Public Markets

The Next Tech IPOs: Adaptive Insights And M17

The next couple of weeks are going to be good for a few reasons, two of which are very interesting IPOs.

Adaptive Insights and M17 should both list, with expected pricing and trading dates that currently center on Thursdays: M17 this Thursday and Adaptive Insights following exactly a week after. We will let you know in a Morning Report the precise pricing and trading date for each when we know more.

For now, let’s remind ourselves what we about know M17 and Adaptive Insights, the (probably) next two technology companies to go public.

Adaptive Insights

Adaptive Insights is a Palo Alto-based firm that, per its Crunchbase page, “power[s] a new generation of business planning.”

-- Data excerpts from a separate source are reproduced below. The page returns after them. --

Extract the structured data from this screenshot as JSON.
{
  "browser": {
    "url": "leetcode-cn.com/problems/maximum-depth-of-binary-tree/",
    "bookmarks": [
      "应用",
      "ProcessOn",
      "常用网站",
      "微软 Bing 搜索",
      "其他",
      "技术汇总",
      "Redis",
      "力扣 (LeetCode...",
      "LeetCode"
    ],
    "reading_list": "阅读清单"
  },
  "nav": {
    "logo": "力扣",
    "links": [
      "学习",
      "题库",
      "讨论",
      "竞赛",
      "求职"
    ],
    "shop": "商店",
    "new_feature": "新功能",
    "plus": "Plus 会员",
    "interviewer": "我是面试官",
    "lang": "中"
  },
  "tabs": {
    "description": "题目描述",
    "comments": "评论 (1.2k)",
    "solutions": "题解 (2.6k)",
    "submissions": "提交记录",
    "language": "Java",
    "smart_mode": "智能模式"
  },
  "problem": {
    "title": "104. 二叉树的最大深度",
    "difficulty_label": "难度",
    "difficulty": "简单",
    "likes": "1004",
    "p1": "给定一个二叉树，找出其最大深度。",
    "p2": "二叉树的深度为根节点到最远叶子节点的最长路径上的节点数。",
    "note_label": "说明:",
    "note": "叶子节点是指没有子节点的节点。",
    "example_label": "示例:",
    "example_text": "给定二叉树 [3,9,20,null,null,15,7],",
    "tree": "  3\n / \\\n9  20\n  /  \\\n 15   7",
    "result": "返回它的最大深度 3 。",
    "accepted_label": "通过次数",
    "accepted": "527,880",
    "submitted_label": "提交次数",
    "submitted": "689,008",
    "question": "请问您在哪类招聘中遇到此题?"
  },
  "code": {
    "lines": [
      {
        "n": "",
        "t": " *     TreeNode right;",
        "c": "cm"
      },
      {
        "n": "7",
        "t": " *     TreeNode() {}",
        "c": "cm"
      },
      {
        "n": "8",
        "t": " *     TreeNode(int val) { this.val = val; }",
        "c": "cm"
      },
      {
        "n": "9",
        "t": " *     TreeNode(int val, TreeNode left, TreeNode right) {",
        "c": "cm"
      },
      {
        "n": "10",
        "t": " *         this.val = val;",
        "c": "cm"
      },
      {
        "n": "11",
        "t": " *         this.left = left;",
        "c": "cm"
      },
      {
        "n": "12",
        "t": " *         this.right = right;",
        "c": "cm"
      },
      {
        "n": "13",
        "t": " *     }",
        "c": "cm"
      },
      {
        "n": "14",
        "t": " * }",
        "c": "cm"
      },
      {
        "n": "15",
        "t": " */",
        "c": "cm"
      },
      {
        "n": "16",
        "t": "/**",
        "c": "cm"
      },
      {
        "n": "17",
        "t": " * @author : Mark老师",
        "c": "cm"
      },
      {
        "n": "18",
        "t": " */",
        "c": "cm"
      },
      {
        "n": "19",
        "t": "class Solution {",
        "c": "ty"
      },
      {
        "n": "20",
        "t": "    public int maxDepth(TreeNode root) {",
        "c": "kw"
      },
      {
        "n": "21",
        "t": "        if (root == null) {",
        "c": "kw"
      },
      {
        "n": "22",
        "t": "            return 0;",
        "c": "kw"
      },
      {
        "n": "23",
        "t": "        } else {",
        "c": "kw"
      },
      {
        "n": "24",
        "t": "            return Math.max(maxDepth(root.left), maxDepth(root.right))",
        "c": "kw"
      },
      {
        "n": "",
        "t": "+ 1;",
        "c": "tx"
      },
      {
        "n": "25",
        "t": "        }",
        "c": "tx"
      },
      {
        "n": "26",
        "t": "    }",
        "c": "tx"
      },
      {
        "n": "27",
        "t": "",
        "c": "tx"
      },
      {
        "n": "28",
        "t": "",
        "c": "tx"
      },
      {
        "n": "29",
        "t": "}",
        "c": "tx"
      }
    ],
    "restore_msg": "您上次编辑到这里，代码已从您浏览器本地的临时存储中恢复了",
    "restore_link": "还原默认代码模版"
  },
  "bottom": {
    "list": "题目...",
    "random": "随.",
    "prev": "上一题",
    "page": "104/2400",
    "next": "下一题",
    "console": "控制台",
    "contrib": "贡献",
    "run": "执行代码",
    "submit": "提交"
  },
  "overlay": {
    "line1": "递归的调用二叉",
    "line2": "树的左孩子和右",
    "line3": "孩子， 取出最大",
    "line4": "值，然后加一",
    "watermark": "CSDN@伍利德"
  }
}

That’s essentially meaningless, so let’s try one more time to figure out what it does. Clicking into its website a bit, Adaptive Insights sells software that helps companies plan and budget their operations. According to this page, the company’s software will help firms “achieve active planning,” possibly relating to a few things, including “Profitability Analysis” or “Financial Reporting” or “Microsoft Office Integration.”

That’s enough about that. If you more questions about what this particular enterprise play, ask Ron.

On our end of the stick, our first notes about the firm’s finances went as follows: 30 percent year-over-year revenue growth, increasing subscription revenue as a percent of its total top line, GAAP net losses that were slipping over time, and declining cash consumption.

But the company’s most recent quarter is worth taking a moment to observe. Our original reporting on the firm was based on an S-1 filing that didn’t include the firm’s fiscal first quarter ending April 31, 2018, so let’s see how the company did during that most recent period:

  • Revenue: $32.1 million (+9.3 percent sequential, +32.3 percent year-over-year).
  • Gross profit: $23.9 million (+8.2 percent sequential, +36.3 percent year-over-year).
  • Operating loss: $8.9 million (-11.3 percent sequential, -9.5 percent year-over-year).
  • Net loss: $11.0 million (+4.5 percent sequential, +10.5 percent year-over-year).

Each of those results is good aside from the last line. The company’s net loss in the quarter was up both compared the sequentially preceding quarter and the year-ago period. Causing that bump is an odd $2.1 million “Other expense.” Without that, the firm’s results would have been even more positive.

So what is it worth? The firm’s range gives it a $15 per-share price on the upper end, which we can work with. Adaptive Insights’ S-1/A states that 44.8 million shares of its stock outstanding after the offering. At $15 per share, that works out to about $672 million.

Is that about right? We’ll get a decent new valuation metric for recurring revenue soon enough.

M17

Jokes aside, we pretty much get Adaptive Insights: it sells software and is powering growth now with deficit spending that it expects to recoup later on. Simple enough.

M17 is a bit more to grok, really. That’s not due to its business. Livestreaming is pretty well understood now as a business; and we can see that in Huya’s IPO and Twitch’s exit. However, the company does have an incredibly odd revenue concentration.

As we noted in our prior coverage, M17 derives a huge percent of its revenue from a handful of users. Here’s the data as the prior F-1 put it:

“We have a large and growing base of users. However, only a limited number of users contribute a significant portion of our revenues. For example, our top 10, 100 and 500 users accounted for approximately 11.8%, 29.2% and 47.9% of our total revenues in the three months ended March 31, 2018, respectively[.]”

As the company hasn’t reported a new quarter since that F-1, we have no new metrics to go by. But we can presume that the firm’s finances are still incredibly skewed towards a handful of power-spenders. Whales, if you will. (For a more granular look at M17’s financial results, head here).

The firm intends to sell its stock for as much as $1.50 per share (not a typo), raising up to $103 million in the process, per the opening of its F-1/A SEC filing. However, The company also claims that it will sell its stock for between $10 and $12 per share in the same filing. Later on the company notes that it could have as many as 276.6 million shares public (inclusive of both shares classes and the greenshoe option) after its IPO. So the firm is either worth around $414 million (at $1.50 per share) or $3.3 billion (at $12 per share).

I could write around the bits of this F-1 that I don’t understand, but I want you to feel confused with me as this offering is odd. And its not just the financial entries that are surprising: M17 claims just 1.7 million aggregate average monthly active users in Q1 ’18, inclusive of its dating apps. Its core livestreaming business has one million monthly active users, something that did not rise from the sequentially preceding quarter. It is up a full 100,000 from the year-ago period.

Again, odd. We’ll have more when (if?) it actually prices.

That is that. We’ll keep you plugged in as both IPOs progress.